Real de Catorce
Once abandoned and forgotten, this mountain village has been transformed into a sacred pilgrimage site that draws people from all over the world.
Real de Catorce, a small mining town in the Mexican state of San Luis Potosí, was once a bustling hub of activity due to the abundant silver deposits in the area. However, in the early 20th century, after years of extracting minerals, the town's silver reserves were depleted, leading to a decline in its once-thriving economy. Despite this, the town was never wholly deserted. Some residents chose to stay, and over time, the town evolved into a unique blend of history and modernity, attracting tourists worldwide. Today, Real de Catorce is a popular destination for those seeking adventure and a glimpse into Mexico's rich cultural heritage.
Real de Catorce is a small town located in the state of San Luis Potosi, Mexico. The town is surrounded by breathtaking natural landscapes, especially the desert region called Wirikuta, considered sacred land by the Huichol people. The Huichol have been visiting the town for centuries, making it a significant pilgrimage site for their spiritual practices. The town is also a place of pilgrimage for Roman Catholics, who visit the Parish of Immaculate Conception Cathedral, built in the 18th century, to ask for favors from Saint Francis of Assisi. The cathedral is an impressive structure with a Baroque-stle facade and contains a beautiful collection of religious art and sculptures. Real de Catorce is a unique destination that offers visitors a glimpse into Mexico's cultural and spiritual heritage.

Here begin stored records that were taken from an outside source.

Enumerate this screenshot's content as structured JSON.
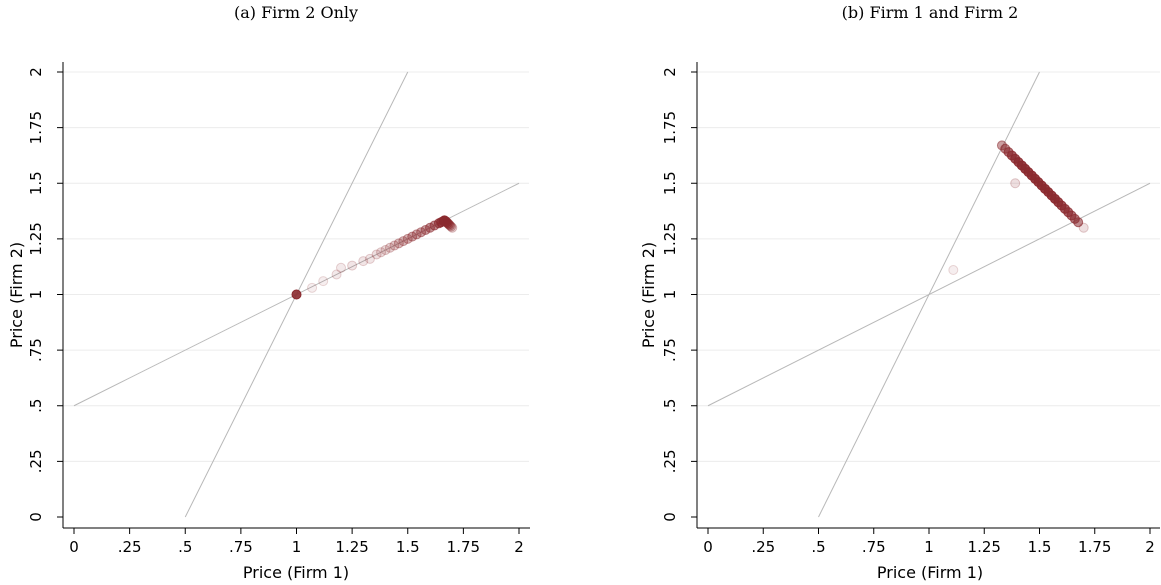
{
  "chart_data": [
    {
      "type": "scatter",
      "title": "(a) Firm 2 Only",
      "xlabel": "Price (Firm 1)",
      "ylabel": "Price (Firm 2)",
      "xlim": [
        0,
        2
      ],
      "ylim": [
        0,
        2
      ],
      "x_ticks": [
        "0",
        ".25",
        ".5",
        ".75",
        "1",
        "1.25",
        "1.5",
        "1.75",
        "2"
      ],
      "y_ticks": [
        "0",
        ".25",
        ".5",
        ".75",
        "1",
        "1.25",
        "1.5",
        "1.75",
        "2"
      ],
      "grid": "horizontal",
      "reference_lines": [
        {
          "points": [
            [
              0,
              0.5
            ],
            [
              2,
              1.5
            ]
          ]
        },
        {
          "points": [
            [
              0.5,
              0
            ],
            [
              1.5,
              2
            ]
          ]
        }
      ],
      "marker_color": "#8b2a2f",
      "points": [
        {
          "x": 1.0,
          "y": 1.0,
          "opacity": 0.9
        },
        {
          "x": 1.07,
          "y": 1.03,
          "opacity": 0.08
        },
        {
          "x": 1.12,
          "y": 1.06,
          "opacity": 0.08
        },
        {
          "x": 1.18,
          "y": 1.09,
          "opacity": 0.1
        },
        {
          "x": 1.2,
          "y": 1.12,
          "opacity": 0.1
        },
        {
          "x": 1.25,
          "y": 1.13,
          "opacity": 0.12
        },
        {
          "x": 1.3,
          "y": 1.15,
          "opacity": 0.12
        },
        {
          "x": 1.33,
          "y": 1.16,
          "opacity": 0.12
        },
        {
          "x": 1.36,
          "y": 1.18,
          "opacity": 0.15
        },
        {
          "x": 1.38,
          "y": 1.19,
          "opacity": 0.15
        },
        {
          "x": 1.4,
          "y": 1.2,
          "opacity": 0.18
        },
        {
          "x": 1.42,
          "y": 1.21,
          "opacity": 0.2
        },
        {
          "x": 1.44,
          "y": 1.22,
          "opacity": 0.25
        },
        {
          "x": 1.46,
          "y": 1.23,
          "opacity": 0.3
        },
        {
          "x": 1.48,
          "y": 1.24,
          "opacity": 0.32
        },
        {
          "x": 1.5,
          "y": 1.25,
          "opacity": 0.35
        },
        {
          "x": 1.52,
          "y": 1.26,
          "opacity": 0.4
        },
        {
          "x": 1.54,
          "y": 1.27,
          "opacity": 0.4
        },
        {
          "x": 1.56,
          "y": 1.28,
          "opacity": 0.4
        },
        {
          "x": 1.58,
          "y": 1.29,
          "opacity": 0.45
        },
        {
          "x": 1.6,
          "y": 1.3,
          "opacity": 0.5
        },
        {
          "x": 1.62,
          "y": 1.31,
          "opacity": 0.55
        },
        {
          "x": 1.64,
          "y": 1.32,
          "opacity": 0.65
        },
        {
          "x": 1.65,
          "y": 1.325,
          "opacity": 0.75
        },
        {
          "x": 1.66,
          "y": 1.33,
          "opacity": 0.85
        },
        {
          "x": 1.665,
          "y": 1.333,
          "opacity": 0.9
        },
        {
          "x": 1.67,
          "y": 1.33,
          "opacity": 0.9
        },
        {
          "x": 1.675,
          "y": 1.325,
          "opacity": 0.75
        },
        {
          "x": 1.68,
          "y": 1.32,
          "opacity": 0.55
        },
        {
          "x": 1.685,
          "y": 1.315,
          "opacity": 0.45
        },
        {
          "x": 1.69,
          "y": 1.31,
          "opacity": 0.35
        },
        {
          "x": 1.695,
          "y": 1.305,
          "opacity": 0.25
        },
        {
          "x": 1.7,
          "y": 1.3,
          "opacity": 0.2
        }
      ]
    },
    {
      "type": "scatter",
      "title": "(b) Firm 1 and Firm 2",
      "xlabel": "Price (Firm 1)",
      "ylabel": "Price (Firm 2)",
      "xlim": [
        0,
        2
      ],
      "ylim": [
        0,
        2
      ],
      "x_ticks": [
        "0",
        ".25",
        ".5",
        ".75",
        "1",
        "1.25",
        "1.5",
        "1.75",
        "2"
      ],
      "y_ticks": [
        "0",
        ".25",
        ".5",
        ".75",
        "1",
        "1.25",
        "1.5",
        "1.75",
        "2"
      ],
      "grid": "horizontal",
      "reference_lines": [
        {
          "points": [
            [
              0,
              0.5
            ],
            [
              2,
              1.5
            ]
          ]
        },
        {
          "points": [
            [
              0.5,
              0
            ],
            [
              1.5,
              2
            ]
          ]
        }
      ],
      "marker_color": "#8b2a2f",
      "points": [
        {
          "x": 1.11,
          "y": 1.11,
          "opacity": 0.08
        },
        {
          "x": 1.39,
          "y": 1.5,
          "opacity": 0.15
        },
        {
          "x": 1.7,
          "y": 1.3,
          "opacity": 0.15
        },
        {
          "x": 1.33,
          "y": 1.67,
          "opacity": 0.45
        },
        {
          "x": 1.345,
          "y": 1.655,
          "opacity": 0.55
        },
        {
          "x": 1.36,
          "y": 1.64,
          "opacity": 0.65
        },
        {
          "x": 1.375,
          "y": 1.625,
          "opacity": 0.75
        },
        {
          "x": 1.39,
          "y": 1.61,
          "opacity": 0.8
        },
        {
          "x": 1.405,
          "y": 1.595,
          "opacity": 0.85
        },
        {
          "x": 1.42,
          "y": 1.58,
          "opacity": 0.9
        },
        {
          "x": 1.435,
          "y": 1.565,
          "opacity": 0.9
        },
        {
          "x": 1.45,
          "y": 1.55,
          "opacity": 0.9
        },
        {
          "x": 1.465,
          "y": 1.535,
          "opacity": 0.9
        },
        {
          "x": 1.48,
          "y": 1.52,
          "opacity": 0.9
        },
        {
          "x": 1.495,
          "y": 1.505,
          "opacity": 0.9
        },
        {
          "x": 1.51,
          "y": 1.49,
          "opacity": 0.9
        },
        {
          "x": 1.525,
          "y": 1.475,
          "opacity": 0.9
        },
        {
          "x": 1.54,
          "y": 1.46,
          "opacity": 0.9
        },
        {
          "x": 1.555,
          "y": 1.445,
          "opacity": 0.9
        },
        {
          "x": 1.57,
          "y": 1.43,
          "opacity": 0.9
        },
        {
          "x": 1.585,
          "y": 1.415,
          "opacity": 0.85
        },
        {
          "x": 1.6,
          "y": 1.4,
          "opacity": 0.8
        },
        {
          "x": 1.615,
          "y": 1.385,
          "opacity": 0.75
        },
        {
          "x": 1.63,
          "y": 1.37,
          "opacity": 0.7
        },
        {
          "x": 1.645,
          "y": 1.355,
          "opacity": 0.65
        },
        {
          "x": 1.66,
          "y": 1.34,
          "opacity": 0.6
        },
        {
          "x": 1.675,
          "y": 1.325,
          "opacity": 0.55
        }
      ]
    }
  ]
}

The town has transformed, and now it is a hub for tourists who seek an experience that is out of the ordinary. The town was home to silver mines closed over a century ago, causing the population to decrease significantly to just a few hundred residents. However, today, the town has around a thousand permanent residents, and its economy thrives on tourism. The influx of visitors keeps the small hotels in the town busy, boosting the local economy.
Despite being a small town, it is fascinating to walk through the streets and experience its rich history. Unfortunately, the town, which was once a bustling hub of economic activity, lost its charm due to the closure of several industries. As a result, most of the town is abandoned. However, once you're there, take advantage of visiting the historic bullfighting ring, which dates back to the early 1900s. The ring has a fascinating history, and its amphitheatre has hosted several notable events.
If you're up for some adventure, hike up to the hills. The view from the top is spectacular, with a panoramic view of the town and its surroundings. The hike may be challenging, but it's worth it.
Throughout the town, you'll come across several Huichol vendors selling their intricate and colourful artwork. The Huichol people have a long history of making art, and their work is highly sought after. Be sure to look at their artwork, including beaded jewellery, yarn paintings, and sculptures made of wood and clay. Not only will you get to admire their craftsmanship, but you'll also be supporting the local economy.
To reach the town by car, the only available route is through the Ogarrio Tunnel, which spans over 1.5 miles (2.4 kilometres). While this tunnel is a necessary and convenient way to access the town, it's essential to be aware of the potential dangers in the area. One such danger is the peyote cactus, known for its psychoactive properties. It's worth noting that possessing this cactus is illegal for all individuals except the indigenous population. Therefore, if you're not an indigenous community member, avoiding handling or consuming this cactus in any form is best.